Tuesday, April 10, 2012



I don't know how people find the time to blog every single day and still have interesting things to write about.
It's true that the good girls keep diaries, because the bad girls never have the time. I certainly don't.
My friend and I had a very creative, artsy photo shoot last Friday night and it was such a blast. I'm so thankful we actually did it, because it there a lot to a shoot that I forget to think about such as angles and posing. Posing is one of the hardest things for me to nail here lately because it is just something I have never really done before. I've been practicing in front of the mirror, and believe it or not it has done wonders.
I just let Aelias take the lead on this one, and I was stunned and fascinated by his ideas. He is such an artist with an abstract way of thinking and it definitely added some super cool elements to the pictures.

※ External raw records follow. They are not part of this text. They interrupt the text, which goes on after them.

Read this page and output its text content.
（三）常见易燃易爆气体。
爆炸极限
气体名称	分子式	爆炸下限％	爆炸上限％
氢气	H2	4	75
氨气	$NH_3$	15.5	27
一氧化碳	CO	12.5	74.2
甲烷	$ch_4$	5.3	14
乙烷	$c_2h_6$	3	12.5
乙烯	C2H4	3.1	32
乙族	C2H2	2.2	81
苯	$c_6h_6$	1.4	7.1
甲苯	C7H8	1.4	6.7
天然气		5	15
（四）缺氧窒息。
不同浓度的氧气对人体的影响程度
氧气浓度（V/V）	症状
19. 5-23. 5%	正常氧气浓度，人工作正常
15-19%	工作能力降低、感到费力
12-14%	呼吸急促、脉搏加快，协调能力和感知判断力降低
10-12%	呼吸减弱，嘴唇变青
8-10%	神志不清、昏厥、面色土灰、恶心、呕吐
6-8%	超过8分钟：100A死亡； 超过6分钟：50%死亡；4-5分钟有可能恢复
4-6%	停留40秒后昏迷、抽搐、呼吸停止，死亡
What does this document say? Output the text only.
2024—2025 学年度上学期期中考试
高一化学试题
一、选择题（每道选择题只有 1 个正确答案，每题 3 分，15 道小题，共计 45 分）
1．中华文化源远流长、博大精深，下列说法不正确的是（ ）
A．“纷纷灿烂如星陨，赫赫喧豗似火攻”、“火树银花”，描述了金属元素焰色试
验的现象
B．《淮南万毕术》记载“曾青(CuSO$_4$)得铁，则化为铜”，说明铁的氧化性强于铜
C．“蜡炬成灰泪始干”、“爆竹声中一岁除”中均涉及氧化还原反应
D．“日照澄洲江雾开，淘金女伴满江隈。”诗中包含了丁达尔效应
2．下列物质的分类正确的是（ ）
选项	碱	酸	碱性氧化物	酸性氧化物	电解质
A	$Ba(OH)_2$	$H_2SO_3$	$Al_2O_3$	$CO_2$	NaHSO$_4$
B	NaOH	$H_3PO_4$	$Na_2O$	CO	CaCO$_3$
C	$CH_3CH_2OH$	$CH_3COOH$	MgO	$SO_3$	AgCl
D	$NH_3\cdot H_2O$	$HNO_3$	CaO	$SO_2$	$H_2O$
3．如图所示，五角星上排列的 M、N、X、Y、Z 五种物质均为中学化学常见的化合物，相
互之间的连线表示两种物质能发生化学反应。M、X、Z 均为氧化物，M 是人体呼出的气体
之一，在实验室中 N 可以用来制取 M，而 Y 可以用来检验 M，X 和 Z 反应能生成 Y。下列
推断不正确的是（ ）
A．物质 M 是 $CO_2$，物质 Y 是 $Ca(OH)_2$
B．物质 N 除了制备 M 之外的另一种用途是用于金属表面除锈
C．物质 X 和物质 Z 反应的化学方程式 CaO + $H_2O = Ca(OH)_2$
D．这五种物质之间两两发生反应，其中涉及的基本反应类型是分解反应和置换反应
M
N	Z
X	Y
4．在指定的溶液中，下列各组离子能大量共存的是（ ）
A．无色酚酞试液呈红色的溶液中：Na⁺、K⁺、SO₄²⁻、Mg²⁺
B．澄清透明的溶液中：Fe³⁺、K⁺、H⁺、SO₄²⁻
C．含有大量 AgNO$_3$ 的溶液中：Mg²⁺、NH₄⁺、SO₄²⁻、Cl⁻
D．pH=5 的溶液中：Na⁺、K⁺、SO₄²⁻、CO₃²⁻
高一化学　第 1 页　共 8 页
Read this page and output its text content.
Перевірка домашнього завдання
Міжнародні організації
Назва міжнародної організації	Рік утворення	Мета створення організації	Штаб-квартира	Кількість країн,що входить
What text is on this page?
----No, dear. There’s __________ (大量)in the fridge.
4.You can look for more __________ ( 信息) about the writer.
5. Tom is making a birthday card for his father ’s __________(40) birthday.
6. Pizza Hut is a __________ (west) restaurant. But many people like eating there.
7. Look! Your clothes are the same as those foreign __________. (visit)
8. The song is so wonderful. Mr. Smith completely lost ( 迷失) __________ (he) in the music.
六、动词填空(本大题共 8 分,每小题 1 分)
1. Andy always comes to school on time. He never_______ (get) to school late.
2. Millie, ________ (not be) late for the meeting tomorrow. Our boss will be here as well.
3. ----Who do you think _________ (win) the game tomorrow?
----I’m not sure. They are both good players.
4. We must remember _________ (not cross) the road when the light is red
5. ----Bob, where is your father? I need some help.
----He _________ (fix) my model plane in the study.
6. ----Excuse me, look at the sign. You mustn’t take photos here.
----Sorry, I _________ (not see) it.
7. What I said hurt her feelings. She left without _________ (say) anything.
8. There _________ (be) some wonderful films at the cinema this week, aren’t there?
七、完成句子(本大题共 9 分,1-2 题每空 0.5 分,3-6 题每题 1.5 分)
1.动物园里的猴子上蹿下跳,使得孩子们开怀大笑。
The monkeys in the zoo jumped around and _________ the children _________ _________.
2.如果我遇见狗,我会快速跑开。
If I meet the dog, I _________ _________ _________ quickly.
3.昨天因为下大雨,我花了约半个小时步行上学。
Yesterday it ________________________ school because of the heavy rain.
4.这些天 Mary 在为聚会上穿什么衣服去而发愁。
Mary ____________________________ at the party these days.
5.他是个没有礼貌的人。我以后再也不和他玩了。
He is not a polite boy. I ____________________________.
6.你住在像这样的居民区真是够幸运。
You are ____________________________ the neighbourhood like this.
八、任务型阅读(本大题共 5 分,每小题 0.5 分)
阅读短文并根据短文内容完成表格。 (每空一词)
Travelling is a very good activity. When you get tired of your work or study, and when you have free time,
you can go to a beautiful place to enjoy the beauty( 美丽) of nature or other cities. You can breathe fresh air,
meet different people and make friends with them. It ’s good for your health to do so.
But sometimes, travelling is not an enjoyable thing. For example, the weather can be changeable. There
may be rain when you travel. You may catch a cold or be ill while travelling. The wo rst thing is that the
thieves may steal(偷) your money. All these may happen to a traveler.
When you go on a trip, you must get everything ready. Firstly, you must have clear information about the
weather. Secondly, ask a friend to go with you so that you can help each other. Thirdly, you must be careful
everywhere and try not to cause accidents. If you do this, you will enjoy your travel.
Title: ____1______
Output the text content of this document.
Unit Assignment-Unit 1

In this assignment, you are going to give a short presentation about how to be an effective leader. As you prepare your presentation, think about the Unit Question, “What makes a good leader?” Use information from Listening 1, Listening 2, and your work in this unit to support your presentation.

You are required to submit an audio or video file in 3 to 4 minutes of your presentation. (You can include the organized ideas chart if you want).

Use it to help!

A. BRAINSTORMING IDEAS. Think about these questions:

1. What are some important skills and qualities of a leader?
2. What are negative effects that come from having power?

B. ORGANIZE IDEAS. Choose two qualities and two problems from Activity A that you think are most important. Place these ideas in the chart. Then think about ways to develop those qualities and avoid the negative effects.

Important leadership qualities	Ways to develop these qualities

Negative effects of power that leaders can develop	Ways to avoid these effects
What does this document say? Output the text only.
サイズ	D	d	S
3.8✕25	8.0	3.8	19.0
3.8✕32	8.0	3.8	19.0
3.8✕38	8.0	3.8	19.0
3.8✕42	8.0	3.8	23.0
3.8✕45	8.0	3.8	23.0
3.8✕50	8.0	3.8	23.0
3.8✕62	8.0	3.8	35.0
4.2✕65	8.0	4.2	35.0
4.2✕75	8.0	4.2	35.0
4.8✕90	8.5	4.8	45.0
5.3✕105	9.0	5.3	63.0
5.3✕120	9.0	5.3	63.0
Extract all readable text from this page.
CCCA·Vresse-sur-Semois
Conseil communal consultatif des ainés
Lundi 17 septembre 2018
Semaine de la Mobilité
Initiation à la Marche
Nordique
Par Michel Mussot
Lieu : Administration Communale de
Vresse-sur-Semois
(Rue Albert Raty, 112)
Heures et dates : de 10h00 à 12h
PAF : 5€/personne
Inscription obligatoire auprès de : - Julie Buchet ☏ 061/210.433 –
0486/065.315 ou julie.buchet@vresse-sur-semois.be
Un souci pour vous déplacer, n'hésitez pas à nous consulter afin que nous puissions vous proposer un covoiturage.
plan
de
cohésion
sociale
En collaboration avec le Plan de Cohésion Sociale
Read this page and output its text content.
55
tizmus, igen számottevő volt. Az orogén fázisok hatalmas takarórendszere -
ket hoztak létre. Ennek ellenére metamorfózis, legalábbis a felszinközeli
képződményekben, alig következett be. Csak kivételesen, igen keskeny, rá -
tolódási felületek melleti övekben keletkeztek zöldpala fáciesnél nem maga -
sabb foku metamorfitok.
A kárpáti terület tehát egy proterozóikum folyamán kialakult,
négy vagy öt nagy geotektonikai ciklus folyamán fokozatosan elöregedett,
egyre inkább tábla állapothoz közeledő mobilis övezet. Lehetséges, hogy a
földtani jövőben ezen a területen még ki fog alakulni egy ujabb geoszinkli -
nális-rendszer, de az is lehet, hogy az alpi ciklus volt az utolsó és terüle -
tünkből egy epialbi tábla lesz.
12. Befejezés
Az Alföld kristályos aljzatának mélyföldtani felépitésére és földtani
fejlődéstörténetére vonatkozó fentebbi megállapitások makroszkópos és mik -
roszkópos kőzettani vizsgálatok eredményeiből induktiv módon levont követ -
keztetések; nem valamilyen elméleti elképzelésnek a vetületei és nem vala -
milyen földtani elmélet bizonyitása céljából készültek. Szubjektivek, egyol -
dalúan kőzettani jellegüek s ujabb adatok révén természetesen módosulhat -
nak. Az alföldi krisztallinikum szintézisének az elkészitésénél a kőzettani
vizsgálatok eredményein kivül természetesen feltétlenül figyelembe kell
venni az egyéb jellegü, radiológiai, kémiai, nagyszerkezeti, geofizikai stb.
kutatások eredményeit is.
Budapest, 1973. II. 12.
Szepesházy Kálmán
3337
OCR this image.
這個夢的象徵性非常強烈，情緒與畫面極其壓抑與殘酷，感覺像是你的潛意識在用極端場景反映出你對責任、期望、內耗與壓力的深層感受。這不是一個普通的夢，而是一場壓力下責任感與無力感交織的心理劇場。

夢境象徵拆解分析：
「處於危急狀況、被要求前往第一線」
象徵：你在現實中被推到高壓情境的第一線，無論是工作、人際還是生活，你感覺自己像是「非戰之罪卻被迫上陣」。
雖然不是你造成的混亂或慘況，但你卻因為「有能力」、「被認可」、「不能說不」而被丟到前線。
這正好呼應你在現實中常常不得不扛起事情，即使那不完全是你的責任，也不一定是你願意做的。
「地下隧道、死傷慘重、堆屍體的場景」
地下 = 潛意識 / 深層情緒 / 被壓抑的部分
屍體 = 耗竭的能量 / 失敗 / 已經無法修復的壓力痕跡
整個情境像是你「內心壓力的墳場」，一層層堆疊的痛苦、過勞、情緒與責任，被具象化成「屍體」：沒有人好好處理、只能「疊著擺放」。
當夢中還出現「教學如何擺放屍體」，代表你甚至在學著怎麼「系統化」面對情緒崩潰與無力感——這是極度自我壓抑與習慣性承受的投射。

Hopefully our next shoot will be my portfolio pictures. I have been consumed with what I want to wear in the pictures for my portfolio, and the story I want to create with them. As a model you just cannot find work without a well put together book, and I am going to give it everything that I've got to make it as special and professional as possible. I want to be exceptional. I want to stand out.
I was contacted by a scouting agency called One Source Talent, and was supposed to interview with their talent agency on Saturday. I drove an hour to their office just to have google maps completely turn me around and I got lost as hell. The woman who scheduled my interview made it very clear that being on time was priority and that if I was just a minute late then I would be turned away. I gave myself plenty of time with traffic and to find the place, and after going in circles for thirty minutes when I had already reached the general area, I would have been late and gave up.
I went straight from Irving to my Real World audition, and my mouth dropped when I saw how many people were auditioning. I walked in with my VIP pass, and still waited for an hour and a half before my interview. I sat at a table with a guy and a chick to fill out my questionaire and we chatted while we waited and I was glad to have met them. I just love talking to people. Everyone has so much to offer, even if it is just one, hour-long conversation. We were placed in groups of 7 or 8 and when it was our time to interview, we sat at a table with one of the producers or directors. She collected our papers and then when she called our names we were instructed to state our name, age, where we were from, and one thing people don't really know about us.
Turns out, I might not be quite as interesting as I thought. In my group alone there was a transexual man transitioning into a woman who did drag in Dallas, a guy whose mother overdosed on cocaine, a girl who had been completely on her own since she was 16 years old, and the blonde amateur fighter on the MTV show Caged.
Then there is me, the girl from one of the smallest, unknown towns in the world with a population of 2,000 who has never lived outside of North Texas, has both parents who are married, youngest of four, wannabe actress and model who is just starting out. I have no deep dark secrets, just a lot of heart. When it was my turn, I said that I wrote song lyrics and that since I'm not really a musician not many people knew about it. But that isn't even entirely true. All of my close friends know about songs, and some of them even know a few by heart. That was it. She thanked us and we were excused with the hope that they would call us within 48 hours to let us know if we had made it through.
I'm an open book. The only mystery to me is my bizarre perspectives and thought process. But no one can open that door unless they have a relatively profound conversation with me. It is a new thing I learned about myself that day, and I would like to attempt to find a way to use that to my advantage and "sell" myself with it. I didn't get a call back to go to the second round of auditions, but it was a provoking experience nonetheless.


"Be steady on your feet, no matter the trouble you meet. Lions make you brave, giants give you faith, death is a charade. You don't have to feel safe to feel unafraid."